When creating (writing) a new image with CFITSIO, a normal uncompressed FITS primary array or IMAGE extension will be written unless the tile-compressed format has been specified in 1 of 2 possible ways:
1) At run time, when specifying the name of the output FITS file to be created at run time, the user can indicate that images should be written in tile-compressed format by enclosing the compression parameters in square brackets following the root disk file name. The `imcopy' example program that included with the CFITSIO distribution can be used for this purpose to compress or uncompress images.

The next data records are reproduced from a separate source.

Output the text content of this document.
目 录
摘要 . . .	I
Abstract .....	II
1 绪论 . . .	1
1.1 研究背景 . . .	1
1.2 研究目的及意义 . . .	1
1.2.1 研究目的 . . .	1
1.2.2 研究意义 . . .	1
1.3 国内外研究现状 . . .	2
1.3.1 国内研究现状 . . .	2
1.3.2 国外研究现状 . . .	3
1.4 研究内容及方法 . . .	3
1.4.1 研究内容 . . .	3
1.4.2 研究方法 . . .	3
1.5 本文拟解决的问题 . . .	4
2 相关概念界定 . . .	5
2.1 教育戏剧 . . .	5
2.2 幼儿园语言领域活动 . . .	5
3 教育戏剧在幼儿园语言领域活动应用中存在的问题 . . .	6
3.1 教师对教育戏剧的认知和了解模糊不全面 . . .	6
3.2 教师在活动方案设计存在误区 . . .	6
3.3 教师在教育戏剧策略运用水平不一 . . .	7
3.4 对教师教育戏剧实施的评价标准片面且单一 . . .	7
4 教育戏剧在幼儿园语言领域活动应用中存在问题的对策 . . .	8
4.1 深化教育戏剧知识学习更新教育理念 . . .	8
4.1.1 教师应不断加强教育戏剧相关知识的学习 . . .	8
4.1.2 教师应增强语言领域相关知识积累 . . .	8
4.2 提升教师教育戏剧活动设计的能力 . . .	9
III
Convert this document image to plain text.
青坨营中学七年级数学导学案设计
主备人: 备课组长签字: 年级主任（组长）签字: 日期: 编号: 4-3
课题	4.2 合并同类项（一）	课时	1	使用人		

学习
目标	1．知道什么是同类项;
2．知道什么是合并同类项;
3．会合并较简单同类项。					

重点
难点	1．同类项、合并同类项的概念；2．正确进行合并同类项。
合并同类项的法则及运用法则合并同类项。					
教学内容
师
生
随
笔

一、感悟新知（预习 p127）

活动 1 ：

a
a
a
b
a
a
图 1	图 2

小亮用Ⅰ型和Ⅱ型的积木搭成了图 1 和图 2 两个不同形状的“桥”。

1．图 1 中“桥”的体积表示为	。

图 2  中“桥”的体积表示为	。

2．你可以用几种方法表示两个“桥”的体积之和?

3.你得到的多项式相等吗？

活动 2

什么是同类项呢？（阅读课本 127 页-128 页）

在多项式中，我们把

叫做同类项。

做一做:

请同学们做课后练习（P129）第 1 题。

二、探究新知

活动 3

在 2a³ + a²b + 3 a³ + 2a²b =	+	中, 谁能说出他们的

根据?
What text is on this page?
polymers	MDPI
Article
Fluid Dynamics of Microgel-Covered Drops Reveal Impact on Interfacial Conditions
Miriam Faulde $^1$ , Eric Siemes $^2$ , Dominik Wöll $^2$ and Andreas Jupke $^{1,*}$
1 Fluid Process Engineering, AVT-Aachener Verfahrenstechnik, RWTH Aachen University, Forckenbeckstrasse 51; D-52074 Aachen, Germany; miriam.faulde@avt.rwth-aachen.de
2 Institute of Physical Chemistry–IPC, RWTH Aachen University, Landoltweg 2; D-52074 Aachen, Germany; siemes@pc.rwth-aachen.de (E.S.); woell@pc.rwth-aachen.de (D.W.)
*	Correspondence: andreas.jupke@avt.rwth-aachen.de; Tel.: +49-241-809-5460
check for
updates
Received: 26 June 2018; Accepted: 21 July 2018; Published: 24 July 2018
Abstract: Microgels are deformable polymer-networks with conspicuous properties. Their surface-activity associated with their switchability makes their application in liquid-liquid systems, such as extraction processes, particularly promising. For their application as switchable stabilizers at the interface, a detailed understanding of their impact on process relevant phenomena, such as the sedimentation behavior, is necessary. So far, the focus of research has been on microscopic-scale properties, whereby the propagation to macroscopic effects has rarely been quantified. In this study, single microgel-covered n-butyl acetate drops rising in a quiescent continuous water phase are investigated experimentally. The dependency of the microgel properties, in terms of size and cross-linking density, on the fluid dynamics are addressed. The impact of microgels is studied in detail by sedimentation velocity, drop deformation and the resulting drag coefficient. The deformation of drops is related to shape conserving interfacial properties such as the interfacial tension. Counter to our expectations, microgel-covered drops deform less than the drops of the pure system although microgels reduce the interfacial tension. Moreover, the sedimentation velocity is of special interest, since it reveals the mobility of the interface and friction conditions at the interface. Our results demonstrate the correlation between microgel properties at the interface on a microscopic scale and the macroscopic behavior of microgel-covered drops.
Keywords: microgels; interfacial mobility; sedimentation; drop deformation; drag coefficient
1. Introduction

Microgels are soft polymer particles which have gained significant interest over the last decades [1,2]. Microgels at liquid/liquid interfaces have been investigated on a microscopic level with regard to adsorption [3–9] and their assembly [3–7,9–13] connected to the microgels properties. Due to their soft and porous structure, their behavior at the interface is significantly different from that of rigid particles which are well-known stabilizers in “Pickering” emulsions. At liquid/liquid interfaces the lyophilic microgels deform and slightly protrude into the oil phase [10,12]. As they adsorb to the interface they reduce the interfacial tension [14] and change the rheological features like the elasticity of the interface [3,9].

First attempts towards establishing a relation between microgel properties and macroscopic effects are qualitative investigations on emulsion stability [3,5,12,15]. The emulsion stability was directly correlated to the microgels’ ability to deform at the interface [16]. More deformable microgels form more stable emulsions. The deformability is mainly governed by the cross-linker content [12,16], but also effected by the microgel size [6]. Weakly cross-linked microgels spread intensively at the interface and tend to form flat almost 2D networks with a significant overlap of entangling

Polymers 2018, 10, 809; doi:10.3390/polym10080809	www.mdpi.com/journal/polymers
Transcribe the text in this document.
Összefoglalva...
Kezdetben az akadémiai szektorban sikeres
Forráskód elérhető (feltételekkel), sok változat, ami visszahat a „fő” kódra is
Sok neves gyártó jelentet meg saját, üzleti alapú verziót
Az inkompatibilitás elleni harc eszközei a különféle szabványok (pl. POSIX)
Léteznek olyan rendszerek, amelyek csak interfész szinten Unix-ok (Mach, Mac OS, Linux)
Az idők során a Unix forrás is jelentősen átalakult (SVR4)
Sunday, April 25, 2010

Here are some examples of the extended file name syntax for specifying tile-compressed output images:
myfile.fit[compress] - use the default compression algorithm (Rice) and the default tile size (row by row) myfile.fit[compress GZIP] - use the specified compression algorithm; myfile.fit[compress Rice] only the first letter of the algorithm myfile.fit[compress PLIO] name is required. myfile.fit[compress R 100,100] - use Rice compression and 100 x 100 pixel tile size myfile.fit[compress R 100,100;2] - as above, and also use noisebits = 2
2) Before calling the CFITSIO routine to write the image header keywords (e.g., fits_create_image) the programmer can call the routines described below to specify the compression algorithm and the tiling pattern that is to be used. There are 3 routines for specifying the various compression parameters and 3 corresponding routines to return the current values of the parameters:
int fits_set_compression_type(fitsfile *fptr, int comptype, int *status) int fits_set_tile_dim(fitsfile *fptr, int ndim, long *tilesize, int *status) int fits_set_noise_bits(fitsfile *fptr, int noisebits, int *status) int fits_get_compression_type(fitsfile *fptr, int *comptype, int *status) int fits_get_tile_dim(fitsfile *fptr, int ndim, long *tilesize, int *status) int fits_get_noise_bits(fitsfile *fptr, int *noisebits, int *status)3 symbollic constants are defined for use as the value of the `comptype' parameter: GZIP_1, RICE_1, or PLIO_1. Entering NULL for comptype will turn off the tile-compression and cause normal FITS images to be written.
The 'noisebits' parameter is only used when compressing floating point images. The default value is 4. Decreasing the value of noisebits will improve the overall compression efficiency at the expense of losing more information.
A small example program called 'imcopy' is included with CFITSIO that can be used to compress (or uncompress) any FITS image. This program can be used to experiment with the various compression options on existing FITS images as shown in these examples:
1) imcopy infile.fit 'outfile.fit[compress]' This will use the default compression algorithm (Rice) and the default tile size (row by row) 2) imcopy infile.fit 'outfile.fit[compress GZIP]' This will use the GZIP compression algorithm and the default tile size (row by row). The allowed compression algorithms are Rice, GZIP, and PLIO. Only the first letter of the algorithm name needs to be specified. 3) imcopy infile.fit 'outfile.fit[compress G 100,100]' This will use the GZIP compression algorithm and 100 X 100 pixel tiles. 4) imcopy infile.fit 'outfile.fit[compress R 100,100; 4]' This will use the Rice compression algorithm, 100 X 100 pixel tiles, and noise_bits = 4 (assuming the input image has a floating point data type). Decreasing the value of noisebits will improve the overall compression efficiency at the expense of losing more information. 5) imcopy infile.fit outfile.fit If the input file is in tile-compressed format, then it will be uncompressed to the output file. Otherwise, it simply copies the input image to the output image. 6) imcopy 'infile.fit[1001:1500,2001:2500]' outfile.fit This extracts a 500 X 500 pixel section of the much larger input image (which may be in tile-compressed format). The output is a normal uncompressed FITS image. 7) imcopy 'infile.fit[1001:1500,2001:2500]' outfile.fit.gz Same as above, except the output file is externally compressed using the gzip algorithm.